Okay, and then I hear, I guess what you're saying on the Q1 cash bounce back given changes in net working capital, but with, I think, roughly $7 million a quarter in cash interest expense. I guess just what level of annualized EBITDA do you need to get to be free cash flow, breakeven to positive on an annual basis.
So our cash interest expense to be clear a little bit over $5 million and then our capital expenditures are between $1 million and $2 million per quarter generally. And that's the reference to $7 million. You could annualize that and kind of back into the number we would need to get to be truly free cash flow positive on a standalone basis.
Your next question comes from the line of Mike Albanese with E.F. Hutton.
Yes, good morning, guys. Thanks for taking my question. And nice quarter given some of the macro headwinds and lengthening of the sales cycle, I just want to get an update on the AI front and how you guys are utilizing technology. And really, if you're seeing any green shoots improving efficiencies across the organization. And I guess specifically, where are you pulling out annual synergies? Thanks.
Yes, no, thanks for the question. So I think that a couple of different things.

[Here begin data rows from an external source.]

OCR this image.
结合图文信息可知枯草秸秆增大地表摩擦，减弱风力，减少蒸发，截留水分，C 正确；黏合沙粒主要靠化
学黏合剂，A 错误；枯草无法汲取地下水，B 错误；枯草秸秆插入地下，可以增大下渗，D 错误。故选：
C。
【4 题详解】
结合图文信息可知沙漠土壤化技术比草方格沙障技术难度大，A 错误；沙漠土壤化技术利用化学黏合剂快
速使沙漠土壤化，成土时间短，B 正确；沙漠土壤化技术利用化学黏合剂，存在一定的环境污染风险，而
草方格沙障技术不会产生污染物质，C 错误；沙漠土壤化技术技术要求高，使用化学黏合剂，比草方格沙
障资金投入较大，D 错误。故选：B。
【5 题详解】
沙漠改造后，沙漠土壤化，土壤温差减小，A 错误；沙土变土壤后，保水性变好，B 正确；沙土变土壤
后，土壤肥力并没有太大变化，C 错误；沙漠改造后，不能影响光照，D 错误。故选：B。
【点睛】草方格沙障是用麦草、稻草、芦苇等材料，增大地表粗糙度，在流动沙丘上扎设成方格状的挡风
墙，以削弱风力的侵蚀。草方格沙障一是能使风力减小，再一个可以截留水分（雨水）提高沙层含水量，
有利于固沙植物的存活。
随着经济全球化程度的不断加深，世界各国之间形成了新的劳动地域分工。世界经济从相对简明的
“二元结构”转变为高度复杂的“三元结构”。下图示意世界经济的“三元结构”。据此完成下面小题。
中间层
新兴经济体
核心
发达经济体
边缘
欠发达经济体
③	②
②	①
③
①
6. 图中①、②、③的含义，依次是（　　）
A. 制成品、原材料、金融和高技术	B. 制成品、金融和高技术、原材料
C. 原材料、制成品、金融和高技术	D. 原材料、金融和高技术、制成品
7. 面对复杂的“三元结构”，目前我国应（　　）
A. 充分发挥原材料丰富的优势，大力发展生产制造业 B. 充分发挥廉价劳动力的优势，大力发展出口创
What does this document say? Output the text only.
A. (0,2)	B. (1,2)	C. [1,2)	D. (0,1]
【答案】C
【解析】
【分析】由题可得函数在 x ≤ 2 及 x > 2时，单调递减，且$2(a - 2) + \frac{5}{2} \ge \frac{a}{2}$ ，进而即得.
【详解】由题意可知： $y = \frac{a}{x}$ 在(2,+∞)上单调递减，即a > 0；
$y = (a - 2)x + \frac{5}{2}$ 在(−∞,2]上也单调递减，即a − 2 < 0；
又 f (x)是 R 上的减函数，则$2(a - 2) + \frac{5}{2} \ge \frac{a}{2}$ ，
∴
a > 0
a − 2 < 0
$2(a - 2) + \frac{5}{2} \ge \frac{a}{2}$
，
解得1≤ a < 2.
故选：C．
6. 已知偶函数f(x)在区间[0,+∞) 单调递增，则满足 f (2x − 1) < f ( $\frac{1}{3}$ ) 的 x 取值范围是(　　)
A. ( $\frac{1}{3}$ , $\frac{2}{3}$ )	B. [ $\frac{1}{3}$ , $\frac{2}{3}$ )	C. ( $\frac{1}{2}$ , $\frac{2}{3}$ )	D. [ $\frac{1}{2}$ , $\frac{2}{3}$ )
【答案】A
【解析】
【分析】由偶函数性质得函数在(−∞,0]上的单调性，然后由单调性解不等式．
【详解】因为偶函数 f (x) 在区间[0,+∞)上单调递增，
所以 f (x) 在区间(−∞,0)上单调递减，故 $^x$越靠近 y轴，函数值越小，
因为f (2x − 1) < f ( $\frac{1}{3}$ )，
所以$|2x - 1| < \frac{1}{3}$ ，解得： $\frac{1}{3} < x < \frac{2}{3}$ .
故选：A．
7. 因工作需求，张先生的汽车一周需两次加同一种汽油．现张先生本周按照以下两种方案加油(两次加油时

So the first thing that we pointed out to you today on the call was the progression of some of the products that we have in the market, namely Risk Connector and some of the traction we're seeing there. That was a complete, wholly built in-house product that we kind of went out to market with to go after this sort of supply chain market and the like. In the second half of my earnings call I basically talked about some of the new initiatives that we're launching here in the market. And I guess what I would say is that the generative AI market in general has started to coalesce around the type of product and type of go-to-market that is somewhat different from what we've kind of gone to market with traditionally, if you look at very recent product lines from Microsoft, or from kind of growth oriented startups and like, a lot of the product lines that we're seeing are coalescing around called per user pricing of $50 to $200, a month per user, and then pricing very, very targeted generative AI capabilities for those customer sets. And so essentially, what I talked about is that over the course next couple of weeks, our intention is to implement similar kind of Co-Pilot strategy for the legal and regulatory space, to essentially take the data that we have embedded within kind of generative AI capabilities, and then help lawyers, legal professionals, regulatory professionals, draft documents, create legislation, create laws where the case is, and then effectively charged in a similar price point several $100 a month per user, such that people could essentially go out there and swipe a credit card and, and go-to-market very quickly. And so, what that effectively means that we've been in development with a series of these Co-Pilot products for some time now, and we expect that actually in a different go-to-market channel, different from a heavy enterprise sales model, that we're going to try and go with a more product led growth kind of user driven model here to drive faster revenue generation and kind of really lead into generative AI market a lot more aggressively. So we are seeing pretty good traction overall. And I think that's something that we're going to continue to monitor as we try to accelerate the growth of business.
There are no further questions at this time. I will turn the call back to CEO, Tim Hwang for closing remarks.
Yes, appreciate everybody taking the call here and definitely looking forward to another great quarter. Thank you everybody.
This concludes today's conference call. We thank you for joining. You may now disconnect your lines.